From: William Denton
Subject: Re: [emacs-humanities] Emacs "Projects" management?
Date: Tue, 5 Oct 2021 19:42:37 -0400 (EDT)
User-agent: Alpine 2.22 (DEB 394 2020-01-19)

On 5 October 2021, Alan Davis wrote:

What do I want to do?  I want to keep a large set of "projects," some
larger, some quite small.  One project involves little writing, but some
coding in the gri graphing language, and some work with data on tides.  I
also have been learning to post process digital photographs, including some
that are for a long-time study of reproduction of a coral, microscope
photographs, as well as collections of PDFs and various outlines and
writing.  Other projects include articles, and---importantly---the
beginnings of collections of notes about various topics.  Some of these
involved greater or lesser amounts of background information, graphics,
PDFs, notes, bibliographic notes, etc.

Sounds like a great set of uses for Org mode! I usually keep one Org file for each project I'm working on, and I use it to record notes (often datestamped, like a diary) and anything else, sometimes with code to be executed. Org is pretty simple to start with if you just use it for outlining, but then as you get to know it you can do very powerful and complicated things with it. If there are a lot of associated files with a project, like a big collection of PDFs or images, I might keep notes on them in Org but would generally keep them outside, though I might have scripts to manage them in the Org file.

Org is great for managing a project on the go, with TODOs and such, and then when the project is over, you can export it to LaTeX and now you've got a nice PDF that looks like a very readable article or book.

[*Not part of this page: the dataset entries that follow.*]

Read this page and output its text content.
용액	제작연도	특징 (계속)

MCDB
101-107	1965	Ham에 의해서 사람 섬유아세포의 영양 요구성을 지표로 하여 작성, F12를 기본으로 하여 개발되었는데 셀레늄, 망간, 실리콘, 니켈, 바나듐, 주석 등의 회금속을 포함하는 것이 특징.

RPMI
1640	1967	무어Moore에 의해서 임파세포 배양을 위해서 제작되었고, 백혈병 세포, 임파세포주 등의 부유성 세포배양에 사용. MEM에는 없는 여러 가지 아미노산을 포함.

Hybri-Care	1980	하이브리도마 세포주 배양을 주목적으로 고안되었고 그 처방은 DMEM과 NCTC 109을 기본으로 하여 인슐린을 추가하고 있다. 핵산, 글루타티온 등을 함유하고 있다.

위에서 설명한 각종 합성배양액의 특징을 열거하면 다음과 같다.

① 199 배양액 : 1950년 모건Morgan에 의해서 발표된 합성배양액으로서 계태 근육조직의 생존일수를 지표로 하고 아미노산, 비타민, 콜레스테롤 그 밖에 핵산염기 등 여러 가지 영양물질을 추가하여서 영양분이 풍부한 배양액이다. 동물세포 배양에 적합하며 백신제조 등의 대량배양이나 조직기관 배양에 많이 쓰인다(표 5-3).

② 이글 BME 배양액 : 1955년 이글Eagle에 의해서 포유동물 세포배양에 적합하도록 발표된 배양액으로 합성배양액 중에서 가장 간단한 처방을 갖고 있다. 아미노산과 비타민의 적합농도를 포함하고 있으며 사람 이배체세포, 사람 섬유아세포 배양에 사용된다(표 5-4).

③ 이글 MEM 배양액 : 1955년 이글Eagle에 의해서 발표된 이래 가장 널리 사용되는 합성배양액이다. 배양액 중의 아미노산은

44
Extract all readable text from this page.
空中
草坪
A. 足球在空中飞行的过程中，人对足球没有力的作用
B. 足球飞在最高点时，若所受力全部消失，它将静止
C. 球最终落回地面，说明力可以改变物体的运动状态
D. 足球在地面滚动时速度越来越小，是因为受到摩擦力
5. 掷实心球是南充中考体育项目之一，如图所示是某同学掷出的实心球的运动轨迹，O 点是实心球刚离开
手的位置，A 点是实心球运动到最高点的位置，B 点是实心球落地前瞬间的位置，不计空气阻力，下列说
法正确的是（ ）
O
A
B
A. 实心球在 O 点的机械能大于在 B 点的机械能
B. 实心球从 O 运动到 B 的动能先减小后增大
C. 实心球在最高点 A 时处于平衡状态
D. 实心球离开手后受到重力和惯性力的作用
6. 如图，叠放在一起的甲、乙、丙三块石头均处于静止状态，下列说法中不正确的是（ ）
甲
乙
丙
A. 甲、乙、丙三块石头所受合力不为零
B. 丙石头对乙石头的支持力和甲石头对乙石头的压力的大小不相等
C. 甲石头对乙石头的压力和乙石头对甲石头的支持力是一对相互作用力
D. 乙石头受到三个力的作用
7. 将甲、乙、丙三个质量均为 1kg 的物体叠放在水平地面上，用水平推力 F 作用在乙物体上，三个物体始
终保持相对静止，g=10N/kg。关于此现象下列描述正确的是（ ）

All customizable, of course.

Others mentioned Projectile and how it picks up on version control systems, but can also just drop a .projectile file in a directory, and that makes Projectile see it.

That works nicely with ibuffer, a builtin that I use when I want to see all the open buffers. I have this in my init file so it's run when I use C-x C-b:

(defalias 'list-buffers 'ibuffer)

Now when I look at my buffer list, which I do a lot, everything is in groups. I use this to see project files more than Projectile commands.

All these things combine to make sure that like is with like, and that once I'm working on something it's easy to keep track of what I'm doing and all the files that are involved.


William Denton
Librarian, artist and licensed private investigator.